One of the complications of being born very early is bleeding into the ventricles in the centre of the brain. A large haemorrhage usually injures the developing brain with consequent cerebral palsy and serious learning difficulties. In about half of the children, fluid builds up inside the brain causing the brain and head to expand excessively. This condition is called 'hydrocephalus'. Until now, no treatment in these premature babies had been shown to reduce disability, or improve any aspect of health. The standard approach has been to repeatedly insert needles into the spine or head to remove fluid until, after several months, a permanent surgical "shunt" drains fluid from the brain to the abdomen.

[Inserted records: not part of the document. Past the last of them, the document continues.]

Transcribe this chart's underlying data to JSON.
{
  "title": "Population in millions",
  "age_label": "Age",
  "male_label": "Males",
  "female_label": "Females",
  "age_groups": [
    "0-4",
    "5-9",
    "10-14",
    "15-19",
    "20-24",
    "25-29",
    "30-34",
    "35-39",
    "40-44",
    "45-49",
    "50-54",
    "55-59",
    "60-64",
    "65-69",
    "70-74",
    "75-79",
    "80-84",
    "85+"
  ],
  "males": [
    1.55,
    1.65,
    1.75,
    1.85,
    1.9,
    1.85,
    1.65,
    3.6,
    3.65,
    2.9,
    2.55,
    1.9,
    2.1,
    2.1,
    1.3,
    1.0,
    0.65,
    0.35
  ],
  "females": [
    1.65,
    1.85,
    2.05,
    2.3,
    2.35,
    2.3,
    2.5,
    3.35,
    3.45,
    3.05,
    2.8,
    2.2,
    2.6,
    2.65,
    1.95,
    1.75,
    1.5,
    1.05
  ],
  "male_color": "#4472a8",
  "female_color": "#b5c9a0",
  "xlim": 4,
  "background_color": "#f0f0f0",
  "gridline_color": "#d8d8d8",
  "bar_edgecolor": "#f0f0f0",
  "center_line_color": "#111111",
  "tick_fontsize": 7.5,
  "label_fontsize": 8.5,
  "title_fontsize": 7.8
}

Professor Andrew Whitelaw, (now retired) Professor of Neonatal Medicine at the University of Bristol, and Ian Pople, paediatric neurosurgeon at North Bristol NHS Trust, researched the mechanisms and treatment of bleeding on the brain, also called 'hydrocephalus', over the last 20 years and led the DRIFT study. Dr Karen Luyt, a Neonatal researcher in Bristol Medical School, has led the ten-year follow-up school-age DRIFT10 study.

About the DRIFT study:

Research by Professor Whitelaw and Ian Pople, paediatric neurosurgeon at North Bristol NHS Trust, showed that, after a haemorrhage, the fluid inside the ventricles contained substances potentially toxic to the immature brain.

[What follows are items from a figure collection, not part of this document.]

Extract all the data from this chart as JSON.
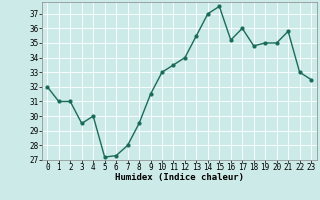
{
  "x": [
    0,
    1,
    2,
    3,
    4,
    5,
    6,
    7,
    8,
    9,
    10,
    11,
    12,
    13,
    14,
    15,
    16,
    17,
    18,
    19,
    20,
    21,
    22,
    23
  ],
  "y": [
    32,
    31,
    31,
    29.5,
    30,
    27.2,
    27.3,
    28,
    29.5,
    31.5,
    33,
    33.5,
    34,
    35.5,
    37,
    37.5,
    35.2,
    36,
    34.8,
    35,
    35,
    35.8,
    33,
    32.5
  ],
  "line_color": "#1a6b5a",
  "marker_color": "#1a6b5a",
  "bg_color": "#cceae7",
  "grid_color": "#ffffff",
  "xlabel": "Humidex (Indice chaleur)",
  "ylim": [
    27,
    37.8
  ],
  "xlim": [
    -0.5,
    23.5
  ],
  "yticks": [
    27,
    28,
    29,
    30,
    31,
    32,
    33,
    34,
    35,
    36,
    37
  ],
  "xticks": [
    0,
    1,
    2,
    3,
    4,
    5,
    6,
    7,
    8,
    9,
    10,
    11,
    12,
    13,
    14,
    15,
    16,
    17,
    18,
    19,
    20,
    21,
    22,
    23
  ],
  "xlabel_fontsize": 6.5,
  "tick_fontsize": 5.5,
  "linewidth": 1.0,
  "markersize": 2.0
}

From 2003 to 2006, 77 premature babies with large brain haemorrhages in Bristol, Glasgow, Katowice (Poland) and Bergen (Norway) were recruited for the DRIFT study. Thirty-nine babies had the ventricles washed out using the Drainage, Irrigation and Fibrinolytic Therapy (DRIFT) and 38 had standard treatment.

If a premature baby was shown by repeated ultrasound scans to have had a large haemorrhage and then expanded ventricles, the baby was anaesthetised and two tubes were inserted into the ventricles in the brain. One tube was used to continuously drain out the cola-coloured fluid while the other tube was used to let clear fluid flow in. The pressure in the brain was measured continuously and more fluid was drained out than flowed in so the brain slowly decompressed.

When the fluid draining out cleared, the two tubes were removed. This took on average three days. After four years work on the feasibility and practicality of the technique, a randomised trial, funded by grants from Cerebra and the James and Grace Anderson Trust, was started.